Some 24/7 caregivers may assume they are covered because they have long-term health care insurance. However, some policies provide coverage only in assisted living facilities or nursing homes, so caregivers must check their policies carefully to see whether home health care costs will be covered in part or whole.
Placement in a Facility
If a caregiver already has been considering placing a loved one in an assisted living facility or nursing home and knows which would be chosen when the time comes, this becomes another option. If a bed is available for a loved one, a sooner-than-planned placement would provide the 24/7 care necessary if a caregiver emergency arises. Similarly, if an anticipated hospitalization or other event will prevent caregivers from providing that needed 24/7 care, then caregivers may want to consider an immediate placement of their loved ones.

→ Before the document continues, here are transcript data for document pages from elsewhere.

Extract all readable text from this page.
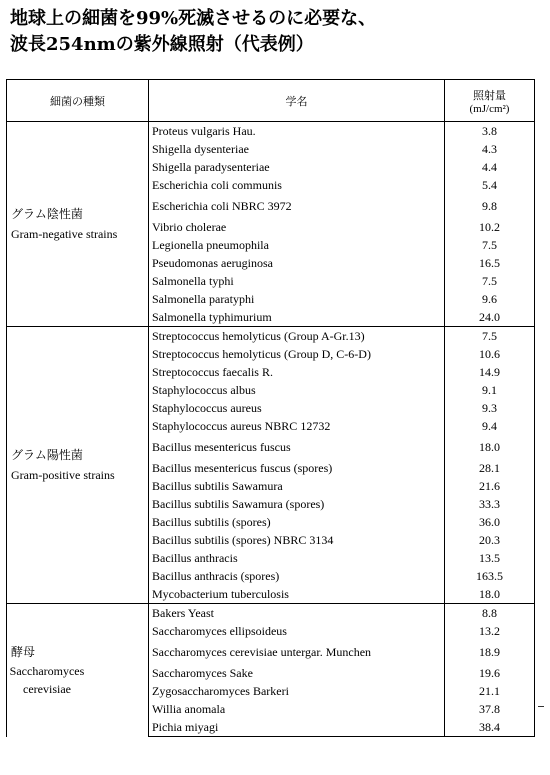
地球上の細菌を99%死滅させるのに必要な、
波長254nmの紫外線照射（代表例）
細菌の種類	学名	照射量
(mJ/cm²)

グラム陰性菌
Gram-negative strains	Proteus vulgaris Hau.	3.8
	Shigella dysenteriae	4.3
	Shigella paradysenteriae	4.4
	Escherichia coli communis	5.4
	Escherichia coli NBRC 3972	9.8
	Vibrio cholerae	10.2
	Legionella pneumophila	7.5
	Pseudomonas aeruginosa	16.5
	Salmonella typhi	7.5
	Salmonella paratyphi	9.6
	Salmonella typhimurium	24.0

グラム陽性菌
Gram-positive strains	Streptococcus hemolyticus (Group A-Gr.13)	7.5
	Streptococcus hemolyticus (Group D, C-6-D)	10.6
	Streptococcus faecalis R.	14.9
	Staphylococcus albus	9.1
	Staphylococcus aureus	9.3
	Staphylococcus aureus NBRC 12732	9.4
	Bacillus mesentericus fuscus	18.0
	Bacillus mesentericus fuscus (spores)	28.1
	Bacillus subtilis Sawamura	21.6
	Bacillus subtilis Sawamura (spores)	33.3
	Bacillus subtilis (spores)	36.0
	Bacillus subtilis (spores) NBRC 3134	20.3
	Bacillus anthracis	13.5
	Bacillus anthracis (spores)	163.5
	Mycobacterium tuberculosis	18.0

酵母
Saccharomyces cerevisiae	Bakers Yeast	8.8
	Saccharomyces ellipsoideus	13.2
	Saccharomyces cerevisiae untergar. Munchen	18.9
	Saccharomyces Sake	19.6
	Zygosaccharomyces Barkeri	21.1
	Willia anomala	37.8
	Pichia miyagi	38.4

Just as with home health care, assisted living and nursing home placements are costly. Where I live, the cost in a typical assisted living facility (ALF) usually is around $200 per day or $6,000 per month. Nursing home placements easily can be 50% more than ALF placements
If caregivers have long-term health care policies, they must check the criteria for coverage. If their loved one will be covered, caregivers must verify the costs for which they may be responsible. For example, Clare’s policy had a 100-day deductible period, and we were responsible for paying all costs during that time.
How Social Workers Can Help
Caregivers must be advised to prepare for emergencies. They never know when an emergency or unanticipated event may make caring for a loved one more difficult, if not impossible. The time to make such plans is before any emergency arises.
Caregivers should be advised to speak with family members and friends, investigate sources of public or private agency assistance, and explore temporary and long-term residential placement options in case an emergency should arise. Caregivers who do so will be better prepared to act if they ever need to implement emergency procedures to care for their loved one.
— Allan S. Vann, EdD, MS, is a retired public school principal writing to advocate for increased awareness of Alzheimer’s disease and to stimulate greater research funding, improve diagnosis and treatment for people with Alzheimer’s, and enhance the lives of fellow caregivers.